25 lakh may not be sufficient to invest in realty funds
Those looking to invest in real estate funds, may have to keep at least a crore ready. The minimum investment of Rs 25 lakhs would not likely be able to fetch the expected returns in the near future.
Real estate funds have been yielding post-tax returns annually of about 10 to 20 percent approximately, for which they have been gaining prominence among other investment options. Besides this, many other factors have also contributed in enhancing the importance of such funds.
Managed by renowned professionals
Realty funds are managed by professional experts having good expertise in the real estate, finance as well as investment sectors. At present, investment biggies including HDFC, ICICI, Piramal, Birla, Dewan Housing and Milestone have been managing six real estate funds, which have been approved by market regulator Securities and Exchange Board of India (SEBI).
Safe and reliable
The funds in real estate projects undoubtedly hold huge potential of providing good yields. The projects in which these funds get invested in are legally sound and are also free from regulatory issues. Being run by renowned real estate developers who have successfully delivered projects in the past, they are reliable and hassle-free. The funds make for a safe and potential investment destination for the investors.
Though high in ticket size, they are risk-free
Real estate funds are mostly invested in projects that require high level investments for which small-ticket size investments are not considered sufficient. Not only the investment amount is big, but the yield expected is generally much bigger than it.
In this case, the investors enjoy benefits similar to mutual funds in which the asset management company collects funds from many individuals and invests it on their behalf. However, the real estate funds are of better advantage than MF’s because they are not invested in stocks and hence they are free from associated risks and instability.
Investing in real estate funds
Currently, Piramal India REIT Fund V is open for subscription. The target being sought by this fund is Rs 1,000 crore and it is already close to the number. It is likely to close shortly once the target figure is reached.

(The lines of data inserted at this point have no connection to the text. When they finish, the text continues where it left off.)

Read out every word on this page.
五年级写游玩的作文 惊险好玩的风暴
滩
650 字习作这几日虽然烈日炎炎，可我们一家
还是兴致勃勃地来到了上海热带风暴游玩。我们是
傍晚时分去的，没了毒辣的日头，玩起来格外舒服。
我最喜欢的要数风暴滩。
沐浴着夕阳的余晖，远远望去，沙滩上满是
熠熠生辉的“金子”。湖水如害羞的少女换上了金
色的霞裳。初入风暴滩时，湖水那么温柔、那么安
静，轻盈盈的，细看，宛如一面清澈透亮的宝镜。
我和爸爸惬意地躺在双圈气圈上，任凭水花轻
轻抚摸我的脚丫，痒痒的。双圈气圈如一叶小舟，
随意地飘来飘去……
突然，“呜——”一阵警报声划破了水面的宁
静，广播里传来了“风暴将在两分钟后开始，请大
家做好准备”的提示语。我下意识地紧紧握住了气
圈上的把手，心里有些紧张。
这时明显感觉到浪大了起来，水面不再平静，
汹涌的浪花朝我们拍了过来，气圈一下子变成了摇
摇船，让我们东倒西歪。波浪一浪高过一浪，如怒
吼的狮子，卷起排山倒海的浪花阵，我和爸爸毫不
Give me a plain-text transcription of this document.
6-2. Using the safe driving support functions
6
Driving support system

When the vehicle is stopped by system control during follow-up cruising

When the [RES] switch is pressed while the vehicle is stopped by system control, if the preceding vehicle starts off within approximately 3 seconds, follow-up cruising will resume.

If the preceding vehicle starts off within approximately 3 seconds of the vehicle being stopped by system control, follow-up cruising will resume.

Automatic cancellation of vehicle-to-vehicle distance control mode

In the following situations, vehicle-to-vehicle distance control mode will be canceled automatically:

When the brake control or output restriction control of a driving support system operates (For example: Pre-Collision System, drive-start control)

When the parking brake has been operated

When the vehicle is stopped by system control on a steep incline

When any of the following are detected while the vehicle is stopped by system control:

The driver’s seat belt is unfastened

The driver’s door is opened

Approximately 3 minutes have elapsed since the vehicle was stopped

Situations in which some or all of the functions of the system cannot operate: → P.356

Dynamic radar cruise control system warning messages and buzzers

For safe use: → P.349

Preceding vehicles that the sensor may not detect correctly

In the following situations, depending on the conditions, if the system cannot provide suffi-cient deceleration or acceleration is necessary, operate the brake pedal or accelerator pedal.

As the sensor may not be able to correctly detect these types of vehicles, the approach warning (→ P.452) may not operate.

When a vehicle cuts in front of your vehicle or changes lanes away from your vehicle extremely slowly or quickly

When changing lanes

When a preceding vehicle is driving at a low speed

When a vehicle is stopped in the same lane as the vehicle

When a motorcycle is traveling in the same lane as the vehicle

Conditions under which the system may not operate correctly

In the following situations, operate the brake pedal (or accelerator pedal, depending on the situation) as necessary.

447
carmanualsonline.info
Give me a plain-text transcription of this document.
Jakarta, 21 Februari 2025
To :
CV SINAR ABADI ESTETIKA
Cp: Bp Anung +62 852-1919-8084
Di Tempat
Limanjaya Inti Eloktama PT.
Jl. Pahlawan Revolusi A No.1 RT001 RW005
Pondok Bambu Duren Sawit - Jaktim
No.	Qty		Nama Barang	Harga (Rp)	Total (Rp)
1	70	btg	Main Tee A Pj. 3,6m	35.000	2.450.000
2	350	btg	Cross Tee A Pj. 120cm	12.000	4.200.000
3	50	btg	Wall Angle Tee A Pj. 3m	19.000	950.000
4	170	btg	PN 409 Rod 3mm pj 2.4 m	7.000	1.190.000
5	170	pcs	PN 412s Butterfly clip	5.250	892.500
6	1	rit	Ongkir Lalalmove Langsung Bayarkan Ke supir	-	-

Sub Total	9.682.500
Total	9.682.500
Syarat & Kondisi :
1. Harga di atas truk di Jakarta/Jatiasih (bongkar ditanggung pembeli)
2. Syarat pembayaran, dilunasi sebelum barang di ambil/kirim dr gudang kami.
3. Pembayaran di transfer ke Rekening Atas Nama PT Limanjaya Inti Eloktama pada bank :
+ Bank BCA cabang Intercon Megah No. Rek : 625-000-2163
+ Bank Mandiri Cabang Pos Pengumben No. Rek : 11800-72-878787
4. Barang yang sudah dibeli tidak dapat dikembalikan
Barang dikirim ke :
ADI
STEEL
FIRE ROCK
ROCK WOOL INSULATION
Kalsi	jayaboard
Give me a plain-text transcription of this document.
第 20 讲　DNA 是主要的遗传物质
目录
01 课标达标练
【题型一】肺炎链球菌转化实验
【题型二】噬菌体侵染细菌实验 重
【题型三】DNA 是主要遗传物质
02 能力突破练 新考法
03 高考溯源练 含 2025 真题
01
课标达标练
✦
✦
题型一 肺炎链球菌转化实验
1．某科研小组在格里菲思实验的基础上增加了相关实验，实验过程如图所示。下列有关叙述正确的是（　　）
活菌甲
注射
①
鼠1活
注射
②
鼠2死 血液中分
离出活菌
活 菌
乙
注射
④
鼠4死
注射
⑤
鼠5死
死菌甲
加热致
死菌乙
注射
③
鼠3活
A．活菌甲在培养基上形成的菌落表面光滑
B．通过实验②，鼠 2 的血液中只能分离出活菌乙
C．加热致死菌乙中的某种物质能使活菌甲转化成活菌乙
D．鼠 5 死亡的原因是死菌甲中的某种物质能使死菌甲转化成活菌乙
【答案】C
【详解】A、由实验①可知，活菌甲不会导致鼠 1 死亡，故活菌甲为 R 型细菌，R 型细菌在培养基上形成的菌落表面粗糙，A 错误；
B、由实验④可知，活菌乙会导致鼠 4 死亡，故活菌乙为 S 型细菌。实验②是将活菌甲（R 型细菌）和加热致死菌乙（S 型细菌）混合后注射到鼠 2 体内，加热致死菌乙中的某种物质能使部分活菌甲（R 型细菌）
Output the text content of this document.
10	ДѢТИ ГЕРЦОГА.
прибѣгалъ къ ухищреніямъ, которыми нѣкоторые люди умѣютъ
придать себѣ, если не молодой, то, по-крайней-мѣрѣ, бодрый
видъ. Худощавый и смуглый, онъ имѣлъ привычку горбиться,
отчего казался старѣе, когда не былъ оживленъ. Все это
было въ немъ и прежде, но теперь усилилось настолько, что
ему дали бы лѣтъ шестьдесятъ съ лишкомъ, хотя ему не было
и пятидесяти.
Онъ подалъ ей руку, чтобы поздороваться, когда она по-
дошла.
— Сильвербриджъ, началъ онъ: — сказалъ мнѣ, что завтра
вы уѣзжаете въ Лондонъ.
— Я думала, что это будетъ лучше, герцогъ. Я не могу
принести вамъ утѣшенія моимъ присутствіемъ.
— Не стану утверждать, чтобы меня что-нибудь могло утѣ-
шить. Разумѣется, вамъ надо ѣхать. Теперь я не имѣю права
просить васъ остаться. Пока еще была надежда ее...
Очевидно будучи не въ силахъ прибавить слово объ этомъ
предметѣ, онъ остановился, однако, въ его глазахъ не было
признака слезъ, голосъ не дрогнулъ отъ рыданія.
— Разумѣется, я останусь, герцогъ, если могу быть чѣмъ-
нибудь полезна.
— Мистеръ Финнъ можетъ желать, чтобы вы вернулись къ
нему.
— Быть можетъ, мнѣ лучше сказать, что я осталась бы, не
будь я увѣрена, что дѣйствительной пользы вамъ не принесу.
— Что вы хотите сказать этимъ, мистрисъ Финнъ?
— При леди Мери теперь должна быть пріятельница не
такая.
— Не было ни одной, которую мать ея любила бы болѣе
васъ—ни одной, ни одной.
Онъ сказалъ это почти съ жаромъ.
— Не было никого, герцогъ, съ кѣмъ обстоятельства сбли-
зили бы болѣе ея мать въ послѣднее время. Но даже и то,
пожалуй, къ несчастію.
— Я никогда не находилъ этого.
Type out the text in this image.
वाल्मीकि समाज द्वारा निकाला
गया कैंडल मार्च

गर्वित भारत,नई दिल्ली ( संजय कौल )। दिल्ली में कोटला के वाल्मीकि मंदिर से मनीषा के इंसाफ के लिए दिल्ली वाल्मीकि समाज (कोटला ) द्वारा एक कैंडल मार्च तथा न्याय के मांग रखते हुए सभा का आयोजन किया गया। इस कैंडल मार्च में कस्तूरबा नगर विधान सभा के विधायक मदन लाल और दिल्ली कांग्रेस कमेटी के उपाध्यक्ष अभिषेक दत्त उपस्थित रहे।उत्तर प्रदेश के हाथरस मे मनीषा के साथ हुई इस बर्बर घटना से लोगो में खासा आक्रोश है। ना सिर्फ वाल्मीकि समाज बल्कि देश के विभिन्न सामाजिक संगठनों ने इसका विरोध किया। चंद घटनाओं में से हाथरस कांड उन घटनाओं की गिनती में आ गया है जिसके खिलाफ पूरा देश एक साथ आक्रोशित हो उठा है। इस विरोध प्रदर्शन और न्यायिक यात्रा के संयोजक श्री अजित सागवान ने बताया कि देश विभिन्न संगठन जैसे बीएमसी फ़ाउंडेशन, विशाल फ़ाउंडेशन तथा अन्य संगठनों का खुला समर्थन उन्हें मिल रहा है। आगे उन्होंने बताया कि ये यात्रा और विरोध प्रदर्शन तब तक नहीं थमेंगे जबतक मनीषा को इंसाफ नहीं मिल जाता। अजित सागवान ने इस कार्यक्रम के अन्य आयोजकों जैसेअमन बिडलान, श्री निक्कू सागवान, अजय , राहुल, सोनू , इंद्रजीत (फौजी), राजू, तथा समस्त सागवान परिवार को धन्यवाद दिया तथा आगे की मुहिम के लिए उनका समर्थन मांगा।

If investors seem to miss this fund, then they can look forward for SEBI’s move as it is likely to reintroduce Real Estate Investment Trust (REIT) in India, which would have a ticket size lower than Rs 2 lakh too.
According to JLL’s country head, all REIT schemes will initially have to be close-ended real estate investment schemes aimed to invest in real estate projects in order to provide returns to unit holders. Returns are usually generated from capital value hikes or through rental income from real estate.